The Obligations are general unsecured obligations of the Company to pay deferred compensation in the future from the general assets of the Company in accordance with the terms of the Plan. All payments made under the Plan shall be made directly by the Company from its general assets subject to the claims of any creditors and no deferred compensation under the Plan shall be segregated or earmarked or held in trust, except as set forth in the Plan. The participants shall be unsecured creditors of the Company with respect to all Obligations owed to them under the Plan.
Distributions. The Obligations of the Company under the Plan will be payable thirty (30) days after the month of the director’s departure from the Board of Directors and, in accordance with such director’s advance notice election, will be made in either a single lump sum distribution or in annual installments ranging from two (2) years to ten (10) years. Distributions of Obligations will be made upon death, the occurrence of an unforeseeable emergency or termination from service within two years immediately following a change in control (as defined in the Plan).
Vesting. A director is always one hundred percent (100%) vested in his account.
Assignment. The right to receive payment of the Obligations under the Plan may not be assigned, sold, transferred, pledged or encumbered, except to such extent as may be required by law or as set forth in the Plan.
Amendment.

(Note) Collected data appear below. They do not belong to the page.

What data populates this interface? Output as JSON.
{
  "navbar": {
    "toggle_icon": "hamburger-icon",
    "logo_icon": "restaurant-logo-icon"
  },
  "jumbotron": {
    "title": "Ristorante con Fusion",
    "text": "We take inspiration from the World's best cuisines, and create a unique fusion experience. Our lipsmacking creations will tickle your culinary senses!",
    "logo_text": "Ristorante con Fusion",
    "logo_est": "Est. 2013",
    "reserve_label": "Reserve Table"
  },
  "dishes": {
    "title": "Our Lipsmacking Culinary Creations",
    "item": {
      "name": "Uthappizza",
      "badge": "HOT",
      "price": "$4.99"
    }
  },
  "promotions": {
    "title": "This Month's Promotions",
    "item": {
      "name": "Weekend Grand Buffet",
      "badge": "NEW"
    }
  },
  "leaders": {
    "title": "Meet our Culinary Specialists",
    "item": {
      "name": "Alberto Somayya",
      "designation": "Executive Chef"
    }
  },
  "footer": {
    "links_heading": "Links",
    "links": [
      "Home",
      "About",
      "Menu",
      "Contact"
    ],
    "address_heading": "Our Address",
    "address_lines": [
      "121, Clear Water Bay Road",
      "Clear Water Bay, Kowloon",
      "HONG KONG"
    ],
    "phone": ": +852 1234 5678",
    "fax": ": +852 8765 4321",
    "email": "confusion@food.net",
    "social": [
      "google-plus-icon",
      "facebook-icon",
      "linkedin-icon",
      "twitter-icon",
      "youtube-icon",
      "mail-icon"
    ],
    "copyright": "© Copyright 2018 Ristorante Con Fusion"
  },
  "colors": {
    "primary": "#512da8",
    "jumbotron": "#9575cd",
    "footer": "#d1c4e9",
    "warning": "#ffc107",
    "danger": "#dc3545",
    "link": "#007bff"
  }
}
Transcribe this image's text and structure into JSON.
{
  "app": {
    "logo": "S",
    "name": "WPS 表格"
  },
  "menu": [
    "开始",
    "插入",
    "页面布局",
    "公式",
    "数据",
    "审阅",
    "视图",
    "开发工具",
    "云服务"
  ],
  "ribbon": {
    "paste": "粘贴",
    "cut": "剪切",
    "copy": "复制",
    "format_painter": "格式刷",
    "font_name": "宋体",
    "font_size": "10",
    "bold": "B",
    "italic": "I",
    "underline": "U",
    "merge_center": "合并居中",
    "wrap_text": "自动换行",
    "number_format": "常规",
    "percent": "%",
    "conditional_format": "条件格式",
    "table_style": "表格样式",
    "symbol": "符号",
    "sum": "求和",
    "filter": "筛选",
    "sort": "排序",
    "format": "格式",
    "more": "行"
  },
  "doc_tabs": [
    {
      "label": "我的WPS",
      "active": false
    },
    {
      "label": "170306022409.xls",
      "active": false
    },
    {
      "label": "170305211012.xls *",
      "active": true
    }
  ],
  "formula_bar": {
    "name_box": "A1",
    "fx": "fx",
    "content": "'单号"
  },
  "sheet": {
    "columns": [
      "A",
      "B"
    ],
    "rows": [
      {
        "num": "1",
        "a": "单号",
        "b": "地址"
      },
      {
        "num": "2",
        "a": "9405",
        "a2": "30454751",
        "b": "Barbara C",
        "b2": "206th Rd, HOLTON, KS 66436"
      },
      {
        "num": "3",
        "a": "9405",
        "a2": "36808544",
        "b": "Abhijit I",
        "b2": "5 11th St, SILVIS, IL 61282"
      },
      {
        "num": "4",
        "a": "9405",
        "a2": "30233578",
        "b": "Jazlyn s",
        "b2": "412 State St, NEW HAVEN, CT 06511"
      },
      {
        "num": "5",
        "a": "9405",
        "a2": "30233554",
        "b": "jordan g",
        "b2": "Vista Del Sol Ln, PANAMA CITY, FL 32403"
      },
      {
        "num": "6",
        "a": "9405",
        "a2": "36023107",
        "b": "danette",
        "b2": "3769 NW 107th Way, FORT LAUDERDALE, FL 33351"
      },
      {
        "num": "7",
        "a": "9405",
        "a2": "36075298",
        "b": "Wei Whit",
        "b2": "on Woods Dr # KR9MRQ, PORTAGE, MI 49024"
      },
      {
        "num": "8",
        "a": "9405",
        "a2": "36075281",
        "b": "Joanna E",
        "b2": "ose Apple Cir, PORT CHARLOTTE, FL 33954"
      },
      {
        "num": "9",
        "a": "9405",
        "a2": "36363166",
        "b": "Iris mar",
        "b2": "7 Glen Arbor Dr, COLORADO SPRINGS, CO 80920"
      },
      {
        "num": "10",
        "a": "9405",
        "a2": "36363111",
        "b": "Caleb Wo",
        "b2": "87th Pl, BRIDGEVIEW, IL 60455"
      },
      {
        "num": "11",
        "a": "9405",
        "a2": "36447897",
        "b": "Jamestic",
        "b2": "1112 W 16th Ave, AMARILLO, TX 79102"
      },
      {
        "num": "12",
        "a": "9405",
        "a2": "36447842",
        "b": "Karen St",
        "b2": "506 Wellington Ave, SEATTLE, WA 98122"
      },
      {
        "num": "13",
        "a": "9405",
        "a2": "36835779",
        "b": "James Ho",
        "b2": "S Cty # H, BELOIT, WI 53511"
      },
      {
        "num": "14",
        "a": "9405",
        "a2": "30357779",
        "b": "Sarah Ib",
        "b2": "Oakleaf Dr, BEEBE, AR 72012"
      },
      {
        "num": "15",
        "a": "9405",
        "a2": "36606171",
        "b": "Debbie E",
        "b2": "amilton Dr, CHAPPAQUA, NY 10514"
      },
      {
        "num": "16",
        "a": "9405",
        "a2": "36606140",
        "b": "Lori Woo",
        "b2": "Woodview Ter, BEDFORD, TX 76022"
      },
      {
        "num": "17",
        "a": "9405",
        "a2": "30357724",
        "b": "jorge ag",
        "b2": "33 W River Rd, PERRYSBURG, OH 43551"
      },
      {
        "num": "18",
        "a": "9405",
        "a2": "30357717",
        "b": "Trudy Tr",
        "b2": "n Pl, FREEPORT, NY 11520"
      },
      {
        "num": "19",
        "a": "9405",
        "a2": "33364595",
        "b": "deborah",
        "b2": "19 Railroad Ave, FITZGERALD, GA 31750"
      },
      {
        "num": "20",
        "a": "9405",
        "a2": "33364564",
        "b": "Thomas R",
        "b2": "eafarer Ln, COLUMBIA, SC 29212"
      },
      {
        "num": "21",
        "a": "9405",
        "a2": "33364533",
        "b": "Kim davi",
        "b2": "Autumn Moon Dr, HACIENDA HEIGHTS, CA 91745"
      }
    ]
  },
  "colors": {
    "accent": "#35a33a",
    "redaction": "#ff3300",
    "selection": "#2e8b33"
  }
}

The Board of Directors shall have the right, at any time, to amend the Plan or discontinue deferrals under the Plan in whole or in part; provided that such amendment or termination complies with Code Section 409A and does not adversely affect the right of any participant or beneficiary to a benefit or payment due under the Plan.
The foregoing summary of the Plan is qualified in its entirety by reference to the terms and conditions of the Plan.
Item 3. | Interests of Named Experts and Counsel. |
Not Applicable.
Item 4. | Indemnification of Directors and Officers. |
The following summary is qualified in its entirety by reference to the complete copy of the General Corporation Law of the State of Delaware, or DGCL, and the Company’s amended and restated certificate of incorporation and amended and restated bylaws.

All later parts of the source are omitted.